The data comes as Wall Street debates whether the Federal Reserve will need to cut interest rates as credit terms tighten in the wake of the subprime mortgage market mess.
The Fed said last week that inflation remained its predominant concern, although it acknowledged that credit conditions had tightened for some households and businesses.
U.S. producer prices rose by a more-than-expected 0.6% in July, Labor Department data on Tuesday showed, but the gain was driven by energy costs and core inflation facing producers grew only slightly.
Economists polled by Reuters forecast producer prices -- a gauge of the prices paid at the farm and factory gate -- would rise 0.2% last month from an unrevised 0.2% fall in June.
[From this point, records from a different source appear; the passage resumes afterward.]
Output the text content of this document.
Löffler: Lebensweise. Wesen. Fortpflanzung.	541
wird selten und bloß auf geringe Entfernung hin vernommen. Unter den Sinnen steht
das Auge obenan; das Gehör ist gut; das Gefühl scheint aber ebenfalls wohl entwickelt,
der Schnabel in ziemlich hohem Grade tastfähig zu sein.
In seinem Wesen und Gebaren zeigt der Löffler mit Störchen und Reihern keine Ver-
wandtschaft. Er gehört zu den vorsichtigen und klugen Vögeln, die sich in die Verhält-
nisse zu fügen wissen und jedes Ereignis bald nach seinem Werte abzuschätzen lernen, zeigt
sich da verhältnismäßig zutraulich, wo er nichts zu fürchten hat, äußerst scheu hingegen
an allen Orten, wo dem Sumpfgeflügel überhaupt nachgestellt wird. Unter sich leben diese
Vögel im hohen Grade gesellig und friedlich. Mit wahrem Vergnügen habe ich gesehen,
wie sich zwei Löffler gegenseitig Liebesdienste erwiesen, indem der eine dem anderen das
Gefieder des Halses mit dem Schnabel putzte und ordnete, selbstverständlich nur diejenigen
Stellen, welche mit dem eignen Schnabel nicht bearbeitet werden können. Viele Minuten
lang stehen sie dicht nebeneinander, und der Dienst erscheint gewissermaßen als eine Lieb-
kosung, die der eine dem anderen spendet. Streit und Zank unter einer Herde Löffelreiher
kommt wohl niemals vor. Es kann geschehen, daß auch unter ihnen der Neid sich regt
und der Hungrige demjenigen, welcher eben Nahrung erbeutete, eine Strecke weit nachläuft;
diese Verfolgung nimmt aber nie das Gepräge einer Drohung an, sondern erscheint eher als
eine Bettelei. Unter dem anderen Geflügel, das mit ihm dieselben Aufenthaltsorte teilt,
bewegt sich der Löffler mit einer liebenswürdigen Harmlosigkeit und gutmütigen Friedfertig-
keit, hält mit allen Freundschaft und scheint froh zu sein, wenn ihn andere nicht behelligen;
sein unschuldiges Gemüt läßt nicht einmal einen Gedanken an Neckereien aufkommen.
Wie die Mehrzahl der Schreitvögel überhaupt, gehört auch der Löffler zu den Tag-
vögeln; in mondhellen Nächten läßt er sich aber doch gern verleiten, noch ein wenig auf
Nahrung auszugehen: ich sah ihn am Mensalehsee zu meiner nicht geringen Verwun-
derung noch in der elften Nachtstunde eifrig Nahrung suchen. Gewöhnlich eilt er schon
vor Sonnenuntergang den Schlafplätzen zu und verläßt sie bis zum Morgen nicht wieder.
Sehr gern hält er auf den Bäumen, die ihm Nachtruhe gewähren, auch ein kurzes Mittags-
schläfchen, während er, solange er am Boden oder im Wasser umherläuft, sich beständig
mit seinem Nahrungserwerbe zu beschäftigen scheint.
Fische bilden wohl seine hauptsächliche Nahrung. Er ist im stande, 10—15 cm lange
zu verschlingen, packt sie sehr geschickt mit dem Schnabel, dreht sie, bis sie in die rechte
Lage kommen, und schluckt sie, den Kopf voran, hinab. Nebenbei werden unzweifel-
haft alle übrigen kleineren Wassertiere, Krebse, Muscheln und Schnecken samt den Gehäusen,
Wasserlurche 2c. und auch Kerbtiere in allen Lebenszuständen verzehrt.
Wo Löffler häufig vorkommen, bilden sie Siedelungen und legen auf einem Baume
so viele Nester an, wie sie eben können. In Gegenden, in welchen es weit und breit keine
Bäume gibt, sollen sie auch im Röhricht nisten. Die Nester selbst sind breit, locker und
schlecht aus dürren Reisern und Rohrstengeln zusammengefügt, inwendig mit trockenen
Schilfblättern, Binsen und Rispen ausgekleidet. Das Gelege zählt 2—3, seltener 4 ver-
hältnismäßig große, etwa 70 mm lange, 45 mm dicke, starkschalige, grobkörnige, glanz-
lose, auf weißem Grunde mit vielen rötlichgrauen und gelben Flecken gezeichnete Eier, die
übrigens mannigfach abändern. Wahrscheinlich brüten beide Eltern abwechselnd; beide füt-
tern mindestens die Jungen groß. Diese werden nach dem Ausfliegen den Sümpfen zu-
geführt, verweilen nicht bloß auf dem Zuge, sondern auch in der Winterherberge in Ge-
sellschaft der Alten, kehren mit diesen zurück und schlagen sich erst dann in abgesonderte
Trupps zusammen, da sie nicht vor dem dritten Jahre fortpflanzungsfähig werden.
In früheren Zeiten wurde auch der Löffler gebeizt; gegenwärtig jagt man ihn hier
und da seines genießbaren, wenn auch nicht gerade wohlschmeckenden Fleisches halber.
Stripping out volatile food and energy costs, producer prices advanced 0.1%, less than the 0.2% increase forecast, following an unrevised 0.3% rise in June. On a year-on-year basis, core producer prices were up 2.3%, the largest gain since a 2.6% increase in September 2005, the Labor Department said.
Core producer prices excluding the price of cars and light trucks were unchanged, a Labor Department official said. Gasoline prices jumped 3.2% in July.
"The market is only going to care about the core (PPI figure), which is better than expected. I don't think it does much to stocks. 0.1 is a good number and probably keeps the Fed happy with where they are now," said Robert Macintosh, chief economist at Eaton Vance Management in Boston.
Producer prices were released one day ahead of July's reading on U.S. consumer inflation, which will be watched closely by the Federal Reserve.
The U.S. central bank said last week that inflation was its predominant concern, when it held interest rates steady at 5.25%. But financial market turmoil since then sparked by fears over the availability of credit may have dimmed this threat and could dampen growth.
Trade Gap Narrows
Separately, the U.S. trade deficit unexpectedly narrowed in June as a weaker dollar and overseas growth boosted exports to a record, offsetting record imports lifted by higher oil prices and strong capital goods imports, a government report showed on Tuesday.
The June trade gap totaled $58.1 billion, down 1.7% from a downwardly revised May deficit of $59.2 billion, originally reported as $60 billion. The June deficit was the smallest since February's $57.6 billion gap and was below the median forecast of $61 billion from Wall Street analysts polled by Reuters, according to the Commerce Department data.
Overall goods and services exports rose 1.5% from May to a record $134.5 billion, led by a $1.2 billion increase in industrial supplies and materials and record exports of vehicles, auto parts and engines and of foods, feeds and beverages.
Rising U.S. exports are contributing to a narrowing of the trade gap on an annual basis and are helping to underpin domestic growth in the face of a steep housing downturn and credit market turmoil.
Markets mostly shrugged off the trade data, focusing instead on separate data showing a bigger-than-expected 0.6% rise in U.S. producer prices in July. The dollar remained steady, while U.S. Treasury debt prices edged lower and stock index futures were also off slightly.
U.S. imports rose 0.5% to $192.7 billion as the U.S. oil import bill edged higher to $19.6 billion and imports of capital goods such as computers hit a new record.
The average price for crude oil rose $1.59 a barrel to $60.95, the highest since $62.40 in September 2006. Imports from the Organization of Petroleum Exporting countries, however, decreased 4.6% to $13.9 billion.
The closely watched U.S. trade deficit with China widened 5.7% in June to $21.2 billion, despite record exports of $5.9 billion to China. Imports from China rose 6.8% or $1.7 billion to $27.1 billion, the highest since November 2006.
China last week reported that its own global trade surplus edged lower in July to $24.36 billion from a record $26.91 billion in June as rebates of value added taxes were eliminated on July 1 for 2,800 export product lines.